The German army arrived in Warsaw in September 1939 and by October 1940, the family (2 adults and 9 children) moved into a small flat on Zamenhofa St in the Warsaw ghetto. A few months later, Celia and her brother Laibl were sent to work on a Polish farm near Warsaw, where they harvested crops, cleaned the diary and did maintenance until April 1943. Upon their return to Warsaw ghetto, the siblings discovered they were they only members left alive. The rest of the family had been deported to Treblinka where they were murdered. In April 1943, Laibl and Celia were packed into cattle trains and sent to Majdanek.

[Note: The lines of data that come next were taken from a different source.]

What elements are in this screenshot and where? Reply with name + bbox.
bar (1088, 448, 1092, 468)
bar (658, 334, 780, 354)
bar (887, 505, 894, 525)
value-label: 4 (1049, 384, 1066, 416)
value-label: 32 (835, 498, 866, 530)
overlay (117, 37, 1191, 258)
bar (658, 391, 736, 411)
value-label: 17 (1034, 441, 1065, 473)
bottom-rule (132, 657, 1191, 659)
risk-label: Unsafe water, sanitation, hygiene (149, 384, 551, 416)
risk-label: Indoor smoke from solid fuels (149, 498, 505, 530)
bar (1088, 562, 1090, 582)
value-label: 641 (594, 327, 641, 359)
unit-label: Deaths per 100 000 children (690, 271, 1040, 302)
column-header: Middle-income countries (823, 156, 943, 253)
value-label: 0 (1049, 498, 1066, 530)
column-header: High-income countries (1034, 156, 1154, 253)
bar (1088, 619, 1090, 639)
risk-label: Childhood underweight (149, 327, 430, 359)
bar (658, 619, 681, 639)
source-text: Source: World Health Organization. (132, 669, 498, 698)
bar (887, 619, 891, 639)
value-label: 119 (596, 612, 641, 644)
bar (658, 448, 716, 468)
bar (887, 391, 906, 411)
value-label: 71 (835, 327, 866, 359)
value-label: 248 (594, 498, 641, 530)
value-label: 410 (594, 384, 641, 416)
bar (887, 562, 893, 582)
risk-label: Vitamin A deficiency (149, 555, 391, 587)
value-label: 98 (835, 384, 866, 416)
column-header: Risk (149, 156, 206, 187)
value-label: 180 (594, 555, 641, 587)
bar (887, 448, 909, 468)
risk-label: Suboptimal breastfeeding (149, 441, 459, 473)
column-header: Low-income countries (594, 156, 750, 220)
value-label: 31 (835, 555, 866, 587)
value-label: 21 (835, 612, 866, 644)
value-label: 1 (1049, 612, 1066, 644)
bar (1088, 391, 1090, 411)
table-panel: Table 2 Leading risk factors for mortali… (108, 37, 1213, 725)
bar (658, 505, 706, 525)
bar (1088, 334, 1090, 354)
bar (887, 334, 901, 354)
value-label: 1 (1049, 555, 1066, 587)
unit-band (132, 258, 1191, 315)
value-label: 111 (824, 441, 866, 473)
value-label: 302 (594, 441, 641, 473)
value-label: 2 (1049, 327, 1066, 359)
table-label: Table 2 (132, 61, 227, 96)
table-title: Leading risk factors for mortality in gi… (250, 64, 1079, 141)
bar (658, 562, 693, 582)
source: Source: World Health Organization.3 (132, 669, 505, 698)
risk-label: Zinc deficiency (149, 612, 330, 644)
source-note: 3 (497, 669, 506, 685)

Conditions in Majdanek were terrible – the ‘prisoners’ slept in bunks and there were rats running everywhere. Celia’s work included loading corpses onto carts, performing useless tasks such as dragging stones from one place to another. Roll call every morning lastedfor hours on end, there were constant selektions, typhus outbreaks and they suffered at the hands of the brutal Kapos. Ten months later, she was herded into a cattle car with other Jewish prisoners and sent to Auschwitz.

In Auschwitz, Celina was tattooed with the number 46996. She worked as a slave labourer in various factories outside the camp – knitting woollen berets and gloves for German soldiers and making small parts for airplanes. For 12-14 months Celia managed to survive the selektions and beatings. In the winter of 1945 as the Russian soldiers approached Auschwitz, Celia and the remaining prisoners were evacuated on a death march. The prisoners marched for weeks until the Swedish Red Cross liberated the starving and exhausted survivors.

After recuperating in a Swedish sanitarium, Celia worked in a factory in Malmo. She discovered her beloved brother Laibl had also survived. An Australian cousin sponsored Celia and she arrived in Sydney around Christmas, 1946. Celia’s early years in Australia were very difficult as her adopted family treated Celia like a domestic servant. When Laibl arrived in 1949, he helped Celia find alternative accommodation. On 26 August 1950, Celia married Peter Lederman and they had two daughters, Sandra and Anne.

Celia’s book is broken up into short chapters and reads like a dairy. There are about 26 pages of family photographs in this novel, which is easy to read as Celia’s positive nature permeates throughout.